In Utah there are two types of foreclosure, judicial and non-judicial. Non-judicial foreclosure is by far the more common. It begins by the creditor sending the debtor a Notice of Default, which is a formal notice telling the debtor that she has defaulted on the terms of her payments. The debtor has three months from the date of the notice in which to bring the payments current. The Notice of Default is recorded with the county recorder so that anyone checking title knows that a foreclosure is pending. After three months, if the debtor has not brought the payments current (cured the default), the creditor can give a second notice, called a Notice of Sale. The Notice of Sale is notice that the creditor will sell the property at public auction. It must be published in the newspaper once a week for three consecutive weeks and posted on a state-maintained website that lists all foreclosure sales. A sale at public auction is final and the debtor no longer owns the property.
A judicial foreclosure occurs when the creditor sues the debtor and obtains a judgment that includes an order for the sheriff to sell the real property at public auction. The sheriff then advertises the sale and holds an auction. Because the debtor was not given an opportunity to cure the default, as she was in a non-judicial foreclosure, the debtor has six months after the sale in which to redeem the property by paying the successful bidder what the bidder paid at the auction, plus interest.

How to Complete Schedule D.
Schedule D can be found here.
The first column of Schedule D is for identifying the creditor. As with all schedules for listing creditors, getting the correct address is imperative.
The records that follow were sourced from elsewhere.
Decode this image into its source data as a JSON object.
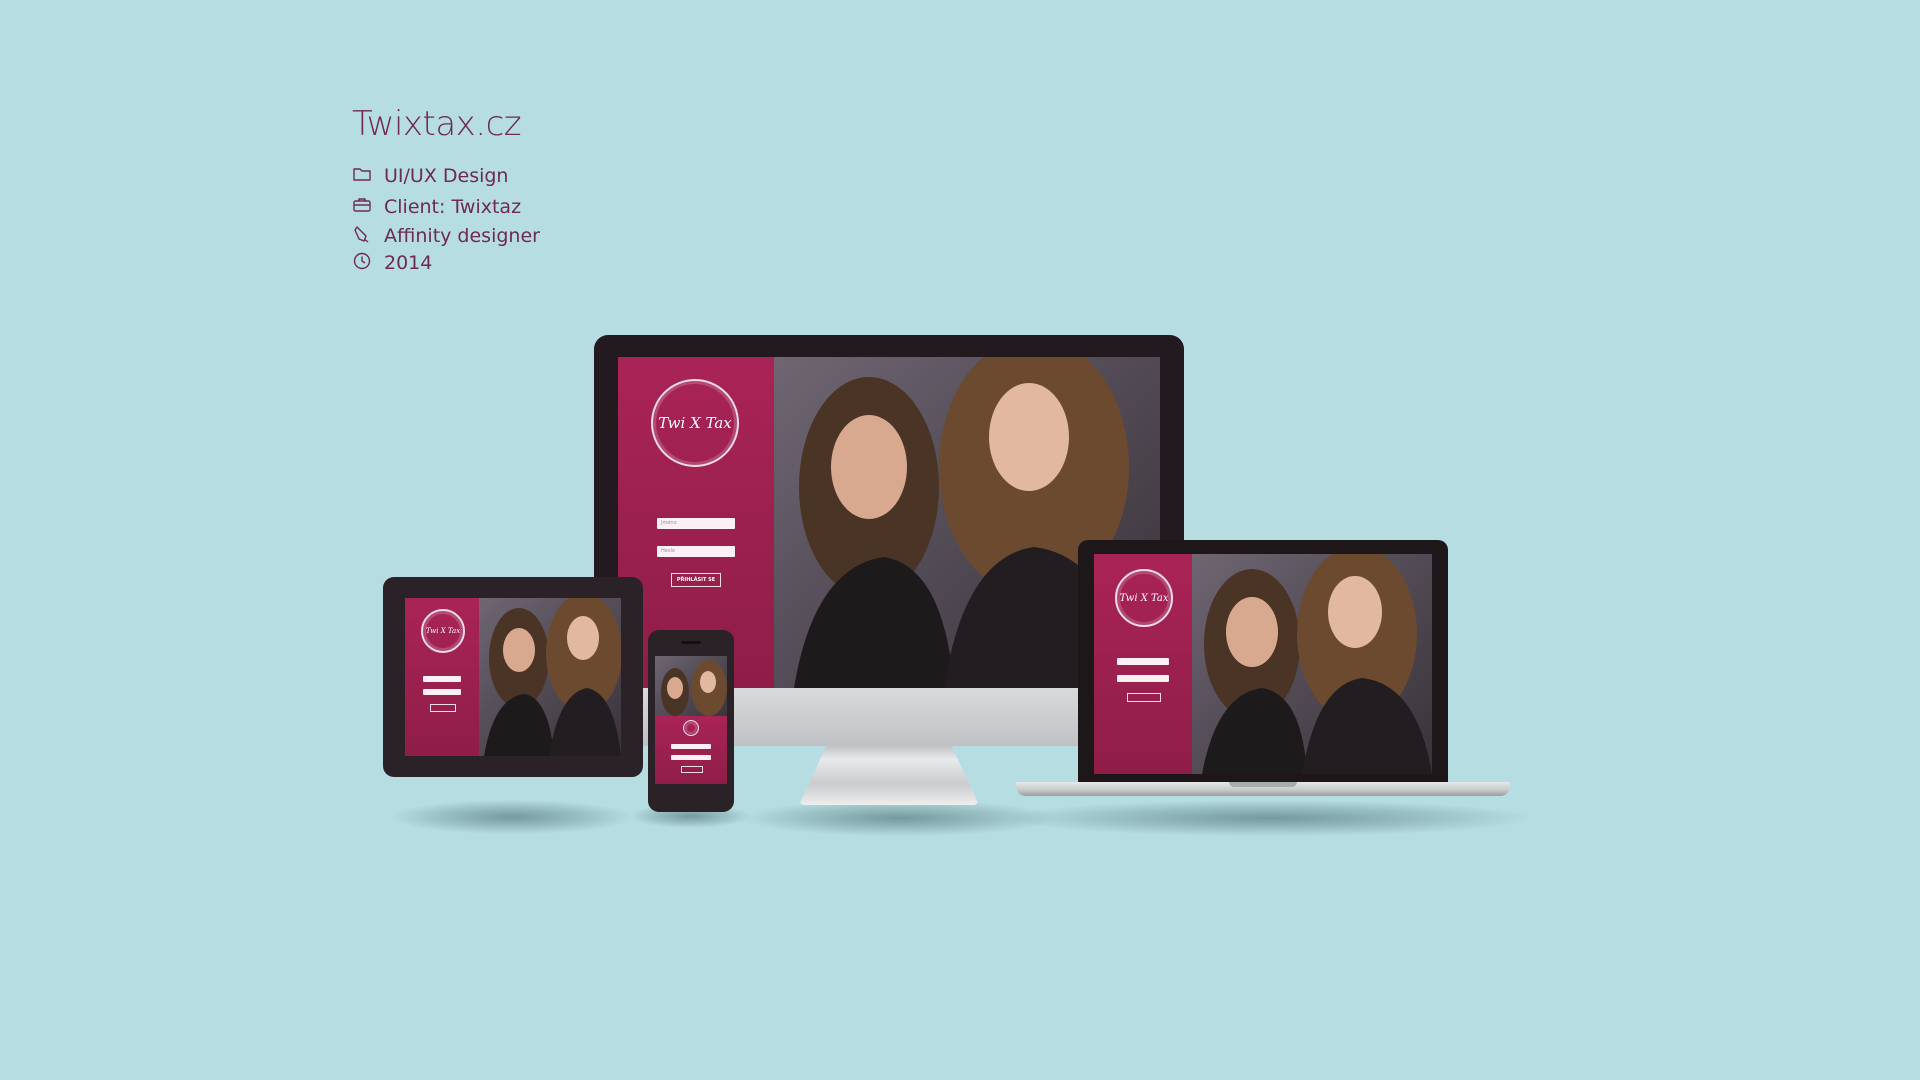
{
  "project": {
    "title": "Twixtax.cz",
    "details": [
      {
        "icon": "folder-icon",
        "text": "UI/UX Design"
      },
      {
        "icon": "briefcase-icon",
        "text": "Client: Twixtaz"
      },
      {
        "icon": "pen-icon",
        "text": "Affinity designer"
      },
      {
        "icon": "clock-icon",
        "text": "2014"
      }
    ]
  },
  "mockup": {
    "logo_text": "Twi X Tax",
    "login": {
      "username_placeholder": "Jméno",
      "password_placeholder": "Heslo",
      "submit_label": "PŘIHLÁSIT SE"
    }
  },
  "colors": {
    "background": "#b6dee2",
    "text": "#6e2a4f",
    "brand_panel": "#a92456",
    "device_frame": "#2a2226"
  }
}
If the creditor doesn’t get notice of the bankruptcy because the address is incorrect, the bankruptcy might be ineffective against that creditor. Underneath the creditor’s information is information about who owes the debt. This is not always the same as who owns the collateral. For example, if the debtor has a co-signer, such as a friend or relative, that person must be listed. On Schedule D, all that needs to be done is to indicate that someone other than the debtor is also liable. The identity of that other person is show on Schedule H.
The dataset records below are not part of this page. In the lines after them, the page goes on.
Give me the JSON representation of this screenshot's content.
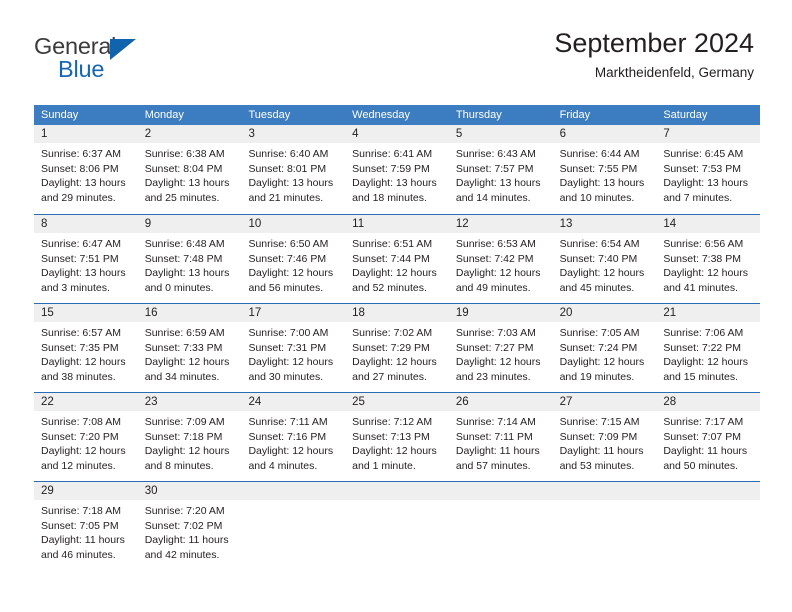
{
  "brand": {
    "logo_primary": "General",
    "logo_secondary": "Blue",
    "triangle_icon": "blue-triangle-icon"
  },
  "header": {
    "title": "September 2024",
    "subtitle": "Marktheidenfeld, Germany"
  },
  "colors": {
    "header_blue": "#3b7dc0",
    "rule_blue": "#2a6db5",
    "logo_blue": "#1567b3",
    "day_band_gray": "#efefef",
    "text": "#231f20"
  },
  "weekdays": [
    "Sunday",
    "Monday",
    "Tuesday",
    "Wednesday",
    "Thursday",
    "Friday",
    "Saturday"
  ],
  "weeks": [
    [
      {
        "day": "1",
        "sunrise": "Sunrise: 6:37 AM",
        "sunset": "Sunset: 8:06 PM",
        "daylight1": "Daylight: 13 hours",
        "daylight2": "and 29 minutes."
      },
      {
        "day": "2",
        "sunrise": "Sunrise: 6:38 AM",
        "sunset": "Sunset: 8:04 PM",
        "daylight1": "Daylight: 13 hours",
        "daylight2": "and 25 minutes."
      },
      {
        "day": "3",
        "sunrise": "Sunrise: 6:40 AM",
        "sunset": "Sunset: 8:01 PM",
        "daylight1": "Daylight: 13 hours",
        "daylight2": "and 21 minutes."
      },
      {
        "day": "4",
        "sunrise": "Sunrise: 6:41 AM",
        "sunset": "Sunset: 7:59 PM",
        "daylight1": "Daylight: 13 hours",
        "daylight2": "and 18 minutes."
      },
      {
        "day": "5",
        "sunrise": "Sunrise: 6:43 AM",
        "sunset": "Sunset: 7:57 PM",
        "daylight1": "Daylight: 13 hours",
        "daylight2": "and 14 minutes."
      },
      {
        "day": "6",
        "sunrise": "Sunrise: 6:44 AM",
        "sunset": "Sunset: 7:55 PM",
        "daylight1": "Daylight: 13 hours",
        "daylight2": "and 10 minutes."
      },
      {
        "day": "7",
        "sunrise": "Sunrise: 6:45 AM",
        "sunset": "Sunset: 7:53 PM",
        "daylight1": "Daylight: 13 hours",
        "daylight2": "and 7 minutes."
      }
    ],
    [
      {
        "day": "8",
        "sunrise": "Sunrise: 6:47 AM",
        "sunset": "Sunset: 7:51 PM",
        "daylight1": "Daylight: 13 hours",
        "daylight2": "and 3 minutes."
      },
      {
        "day": "9",
        "sunrise": "Sunrise: 6:48 AM",
        "sunset": "Sunset: 7:48 PM",
        "daylight1": "Daylight: 13 hours",
        "daylight2": "and 0 minutes."
      },
      {
        "day": "10",
        "sunrise": "Sunrise: 6:50 AM",
        "sunset": "Sunset: 7:46 PM",
        "daylight1": "Daylight: 12 hours",
        "daylight2": "and 56 minutes."
      },
      {
        "day": "11",
        "sunrise": "Sunrise: 6:51 AM",
        "sunset": "Sunset: 7:44 PM",
        "daylight1": "Daylight: 12 hours",
        "daylight2": "and 52 minutes."
      },
      {
        "day": "12",
        "sunrise": "Sunrise: 6:53 AM",
        "sunset": "Sunset: 7:42 PM",
        "daylight1": "Daylight: 12 hours",
        "daylight2": "and 49 minutes."
      },
      {
        "day": "13",
        "sunrise": "Sunrise: 6:54 AM",
        "sunset": "Sunset: 7:40 PM",
        "daylight1": "Daylight: 12 hours",
        "daylight2": "and 45 minutes."
      },
      {
        "day": "14",
        "sunrise": "Sunrise: 6:56 AM",
        "sunset": "Sunset: 7:38 PM",
        "daylight1": "Daylight: 12 hours",
        "daylight2": "and 41 minutes."
      }
    ],
    [
      {
        "day": "15",
        "sunrise": "Sunrise: 6:57 AM",
        "sunset": "Sunset: 7:35 PM",
        "daylight1": "Daylight: 12 hours",
        "daylight2": "and 38 minutes."
      },
      {
        "day": "16",
        "sunrise": "Sunrise: 6:59 AM",
        "sunset": "Sunset: 7:33 PM",
        "daylight1": "Daylight: 12 hours",
        "daylight2": "and 34 minutes."
      },
      {
        "day": "17",
        "sunrise": "Sunrise: 7:00 AM",
        "sunset": "Sunset: 7:31 PM",
        "daylight1": "Daylight: 12 hours",
        "daylight2": "and 30 minutes."
      },
      {
        "day": "18",
        "sunrise": "Sunrise: 7:02 AM",
        "sunset": "Sunset: 7:29 PM",
        "daylight1": "Daylight: 12 hours",
        "daylight2": "and 27 minutes."
      },
      {
        "day": "19",
        "sunrise": "Sunrise: 7:03 AM",
        "sunset": "Sunset: 7:27 PM",
        "daylight1": "Daylight: 12 hours",
        "daylight2": "and 23 minutes."
      },
      {
        "day": "20",
        "sunrise": "Sunrise: 7:05 AM",
        "sunset": "Sunset: 7:24 PM",
        "daylight1": "Daylight: 12 hours",
        "daylight2": "and 19 minutes."
      },
      {
        "day": "21",
        "sunrise": "Sunrise: 7:06 AM",
        "sunset": "Sunset: 7:22 PM",
        "daylight1": "Daylight: 12 hours",
        "daylight2": "and 15 minutes."
      }
    ],
    [
      {
        "day": "22",
        "sunrise": "Sunrise: 7:08 AM",
        "sunset": "Sunset: 7:20 PM",
        "daylight1": "Daylight: 12 hours",
        "daylight2": "and 12 minutes."
      },
      {
        "day": "23",
        "sunrise": "Sunrise: 7:09 AM",
        "sunset": "Sunset: 7:18 PM",
        "daylight1": "Daylight: 12 hours",
        "daylight2": "and 8 minutes."
      },
      {
        "day": "24",
        "sunrise": "Sunrise: 7:11 AM",
        "sunset": "Sunset: 7:16 PM",
        "daylight1": "Daylight: 12 hours",
        "daylight2": "and 4 minutes."
      },
      {
        "day": "25",
        "sunrise": "Sunrise: 7:12 AM",
        "sunset": "Sunset: 7:13 PM",
        "daylight1": "Daylight: 12 hours",
        "daylight2": "and 1 minute."
      },
      {
        "day": "26",
        "sunrise": "Sunrise: 7:14 AM",
        "sunset": "Sunset: 7:11 PM",
        "daylight1": "Daylight: 11 hours",
        "daylight2": "and 57 minutes."
      },
      {
        "day": "27",
        "sunrise": "Sunrise: 7:15 AM",
        "sunset": "Sunset: 7:09 PM",
        "daylight1": "Daylight: 11 hours",
        "daylight2": "and 53 minutes."
      },
      {
        "day": "28",
        "sunrise": "Sunrise: 7:17 AM",
        "sunset": "Sunset: 7:07 PM",
        "daylight1": "Daylight: 11 hours",
        "daylight2": "and 50 minutes."
      }
    ],
    [
      {
        "day": "29",
        "sunrise": "Sunrise: 7:18 AM",
        "sunset": "Sunset: 7:05 PM",
        "daylight1": "Daylight: 11 hours",
        "daylight2": "and 46 minutes."
      },
      {
        "day": "30",
        "sunrise": "Sunrise: 7:20 AM",
        "sunset": "Sunset: 7:02 PM",
        "daylight1": "Daylight: 11 hours",
        "daylight2": "and 42 minutes."
      },
      {
        "day": "",
        "sunrise": "",
        "sunset": "",
        "daylight1": "",
        "daylight2": ""
      },
      {
        "day": "",
        "sunrise": "",
        "sunset": "",
        "daylight1": "",
        "daylight2": ""
      },
      {
        "day": "",
        "sunrise": "",
        "sunset": "",
        "daylight1": "",
        "daylight2": ""
      },
      {
        "day": "",
        "sunrise": "",
        "sunset": "",
        "daylight1": "",
        "daylight2": ""
      },
      {
        "day": "",
        "sunrise": "",
        "sunset": "",
        "daylight1": "",
        "daylight2": ""
      }
    ]
  ]
}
The second column is to describe the property. The description should be the same as the description of the property given on Schedule A or B. Under the description of the property, indicate whether the debt is contingent, unliquidated or disputed. A contingent debt is one that might occur if certain things happen. This would be, for example, if the debtor had co-signed for a friend but the friend hadn’t defaulted on his loan. Unless and until the friend defaults, the debtor doesn’t owe the debt. An unliquidated debt is one for which the amount hasn’t been determined yet. This could happen if the debtor had been involved in an automobile accident and the damages to the other party weren’t completely known at the time of filing. A disputed debt is one where the debtor has a dispute with the creditor either over the amount of the debt or its existence at all.
The last three columns, entitled Column A, Column B and Column C, are to calculate how much of the debt is secured. In Column A, put the amount that the creditor claims is owed, even if that amount or the existence of the debt is disputed. In Column B put the value of the property securing the debt. This should be the same as the value of the property listed on Schedule A or B. In Column C, list the difference between the amount of the debt in Column A and the value of the collateral in Column B if that number is zero or larger. For example, if the amount of a car loan is $15,000, put that number if Column A. If the value of the car is $12,000, put that number in Column B. The difference, $3,000, is the amount of the debt that is unsecured, that is, that would not be realized if the car were sold for $12,000. If the collateral is worth more than the debt, put $0 in Column C. For example, if a house is worth $200,000 and the mortgage is $170,000, the difference between Column A (amount of claim, $170,000) and Column B (value of collateral) is -$30,000. This means none of the debt is unsecured, so enter $0 in Column C.
Repeat these steps for every secured debt that exists.